In Oklahoma City, the nearest bus stop to my home was two blocks away. I’ve never even passed a Wichita bus when I’ve been driving somewhere, let alone know where a bus stop is.  They do have bus routes, (I’ve heard) but they must be ghosted.

I've never ridden a city bus in my life, or ordered an Uber. I think I took a taxi to and back from an airport once.
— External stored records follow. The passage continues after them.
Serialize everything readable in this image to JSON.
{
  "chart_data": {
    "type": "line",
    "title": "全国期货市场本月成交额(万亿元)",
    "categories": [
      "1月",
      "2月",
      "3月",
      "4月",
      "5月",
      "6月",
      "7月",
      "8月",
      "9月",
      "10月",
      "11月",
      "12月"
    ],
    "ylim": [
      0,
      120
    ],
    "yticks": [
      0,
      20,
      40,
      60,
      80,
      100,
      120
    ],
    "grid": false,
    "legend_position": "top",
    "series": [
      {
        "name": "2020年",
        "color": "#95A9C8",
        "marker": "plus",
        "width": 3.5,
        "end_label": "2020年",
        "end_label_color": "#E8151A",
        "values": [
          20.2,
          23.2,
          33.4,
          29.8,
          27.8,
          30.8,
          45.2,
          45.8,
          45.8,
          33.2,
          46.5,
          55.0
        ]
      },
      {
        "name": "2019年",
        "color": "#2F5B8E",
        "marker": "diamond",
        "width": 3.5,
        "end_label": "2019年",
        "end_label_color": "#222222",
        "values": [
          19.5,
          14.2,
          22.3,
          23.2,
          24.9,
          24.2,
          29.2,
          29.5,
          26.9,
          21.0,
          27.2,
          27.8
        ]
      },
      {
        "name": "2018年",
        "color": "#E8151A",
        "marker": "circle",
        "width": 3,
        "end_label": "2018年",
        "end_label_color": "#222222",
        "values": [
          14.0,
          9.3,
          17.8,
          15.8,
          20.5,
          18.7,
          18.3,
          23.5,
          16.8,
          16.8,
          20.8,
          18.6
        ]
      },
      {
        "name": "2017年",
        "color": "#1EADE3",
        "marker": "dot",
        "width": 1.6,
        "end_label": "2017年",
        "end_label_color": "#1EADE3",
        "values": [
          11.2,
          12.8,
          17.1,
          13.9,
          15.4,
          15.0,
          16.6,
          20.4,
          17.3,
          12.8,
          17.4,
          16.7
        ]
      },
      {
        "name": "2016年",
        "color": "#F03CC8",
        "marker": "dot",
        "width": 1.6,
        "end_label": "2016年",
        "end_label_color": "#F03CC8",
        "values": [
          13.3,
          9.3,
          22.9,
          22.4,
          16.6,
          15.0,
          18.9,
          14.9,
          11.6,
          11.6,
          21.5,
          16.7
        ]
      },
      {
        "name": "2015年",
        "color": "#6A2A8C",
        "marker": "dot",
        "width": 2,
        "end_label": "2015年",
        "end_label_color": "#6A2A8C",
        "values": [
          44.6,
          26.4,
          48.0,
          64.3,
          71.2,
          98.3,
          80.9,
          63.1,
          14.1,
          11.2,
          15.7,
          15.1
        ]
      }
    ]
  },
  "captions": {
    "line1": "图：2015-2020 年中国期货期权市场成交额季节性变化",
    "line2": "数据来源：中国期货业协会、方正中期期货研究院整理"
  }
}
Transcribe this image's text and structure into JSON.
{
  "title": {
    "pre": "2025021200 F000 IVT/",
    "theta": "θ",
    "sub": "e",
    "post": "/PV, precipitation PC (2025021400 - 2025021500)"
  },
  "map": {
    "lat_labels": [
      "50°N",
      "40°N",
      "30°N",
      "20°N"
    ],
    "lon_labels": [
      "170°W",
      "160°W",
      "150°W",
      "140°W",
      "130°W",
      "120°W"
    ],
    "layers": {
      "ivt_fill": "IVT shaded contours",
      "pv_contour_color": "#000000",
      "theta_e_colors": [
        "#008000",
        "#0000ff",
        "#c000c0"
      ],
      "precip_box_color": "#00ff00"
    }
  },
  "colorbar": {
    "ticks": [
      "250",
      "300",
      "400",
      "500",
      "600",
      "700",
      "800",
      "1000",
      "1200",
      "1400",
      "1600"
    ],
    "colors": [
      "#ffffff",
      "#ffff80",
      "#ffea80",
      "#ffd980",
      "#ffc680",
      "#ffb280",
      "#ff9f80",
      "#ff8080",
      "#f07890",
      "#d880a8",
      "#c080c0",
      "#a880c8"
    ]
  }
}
Where I am now, the nearest convenience store is a mile away.
I drive a 4 year old Subaru Forester, bought new. These days, I drive just enough to keep the battery charged. When I shop for groceries, I usually shop for a 2 week supply. I need a car for that, to haul them home. I have a freezer downstairs and I use it, along with a refrigerator/freezer upstairs.  I even freeze milk and bread. Shopping for 2 weeks keeps my Covid exposure down. Often I just order and pick up. When I get too old to drive, I’m stuck.

 

The last time I visited Los Angeles I really appreciated the availability of Uber and Lyft. In years past I either had to rent a car or depend on a friend to take me around. My friend still drives but not for long and unfamiliar distances and I'd be afraid to try to drive now --- being so out of practice. I do keep up my license in case of necessity. One thing that keeps me in NYC is the thought of how limited I would be elsewhere because of needing to drive.